The effect of weight loss and insulin reduction on ba
PWV was stronger in men. The differential effect of sex is likely explained by differences in the baseline characteristics of men and women recruited for the SAVE trial. At SAVE baseline, men had greater risk factors for CVD and diabetes and higher baseline PWV than women. As a result, the SAVE intervention had a greater impact on weight loss and cardiometabolic risk factors in men. In the first six months of the SAVE trial, men lost more weight than women (9.3
kg vs. 5.8
kg) and had more than twice the decrease in insulin (2.5 μU/mL vs. 1.0 μU/mL). Our findings suggest that the weight loss intervention was more successful in men than women, as has been reported previously in the literature [5
The relatively small numbers of men and African-Americans in the SAVE trail limits our ability to generalize to these groups and to stratify all analyses by gender or race, although adjustment for these factors was made. Additionally our study only focused on the 6-month change in weight, insulin and PWV. Consistent with other findings, the SAVE study found that weight loss plateaus between 6–12
months of follow up; consequently, we limited our analysis to 6-month data to avoid instances of weight re-gain in study subjects.
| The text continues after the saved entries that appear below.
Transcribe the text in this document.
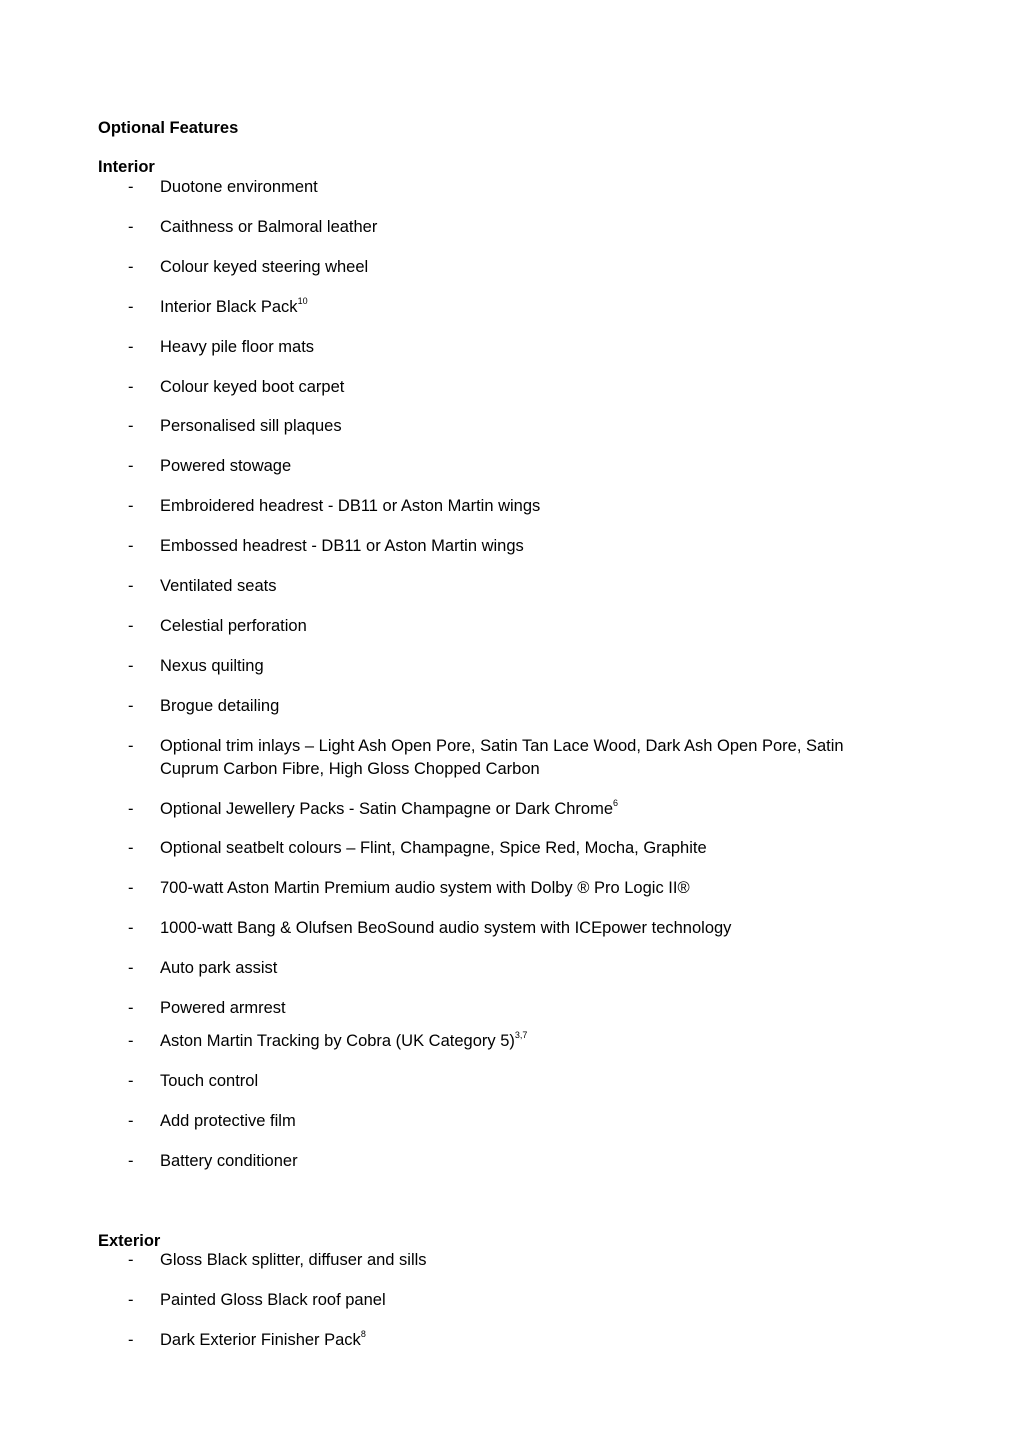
Optional Features
Interior
- Duotone environment
- Caithness or Balmoral leather
- Colour keyed steering wheel
- Interior Black Pack$^{10}$
- Heavy pile floor mats
- Colour keyed boot carpet
- Personalised sill plaques
- Powered stowage
- Embroidered headrest - DB11 or Aston Martin wings
- Embossed headrest - DB11 or Aston Martin wings
- Ventilated seats
- Celestial perforation
- Nexus quilting
- Brogue detailing
- Optional trim inlays – Light Ash Open Pore, Satin Tan Lace Wood, Dark Ash Open Pore, Satin
Cuprum Carbon Fibre, High Gloss Chopped Carbon
- Optional Jewellery Packs - Satin Champagne or Dark Chrome$^6$
- Optional seatbelt colours – Flint, Champagne, Spice Red, Mocha, Graphite
- 700-watt Aston Martin Premium audio system with Dolby ® Pro Logic II®
- 1000-watt Bang & Olufsen BeoSound audio system with ICEpower technology
- Auto park assist
- Powered armrest
- Aston Martin Tracking by Cobra (UK Category 5)$^{3,7}$
- Touch control
- Add protective film
- Battery conditioner
Exterior
- Gloss Black splitter, diffuser and sills
- Painted Gloss Black roof panel
- Dark Exterior Finisher Pack$^8$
The SAVE trial provides longitudinal assessment of arterial stiffness and cardiometabolic risk factors. While the participants in SAVE were overweight or obese, they were generally healthy, without impaired fasting glucose or diabetes [8
]. The SAVE trial focuses on this segment of the population enabling the study of the effects of obesity and the early stages of insulin resistance prior to the onset of diabetes. Obese individuals with hyperinsulinemia are potentially ideal targets for such an intervention targeted to lower PWV. Our study shows that in terms of cardiovascular risk, people with hyperinsulinemia and obesity will likely show the most benefit from a weight loss intervention. Further, the measurement of regional PWV provides additional insight into the correlates of arterial stiffness along the vasculature, which a single assessment could not provide. Future studies of weight loss and changes in arterial stiffness should utilize additional measures of metabolic syndrome [31
] and diabetes risk factors [32
] to elucidate the relationships between weight loss, diabetes risk factors and arterial stiffness.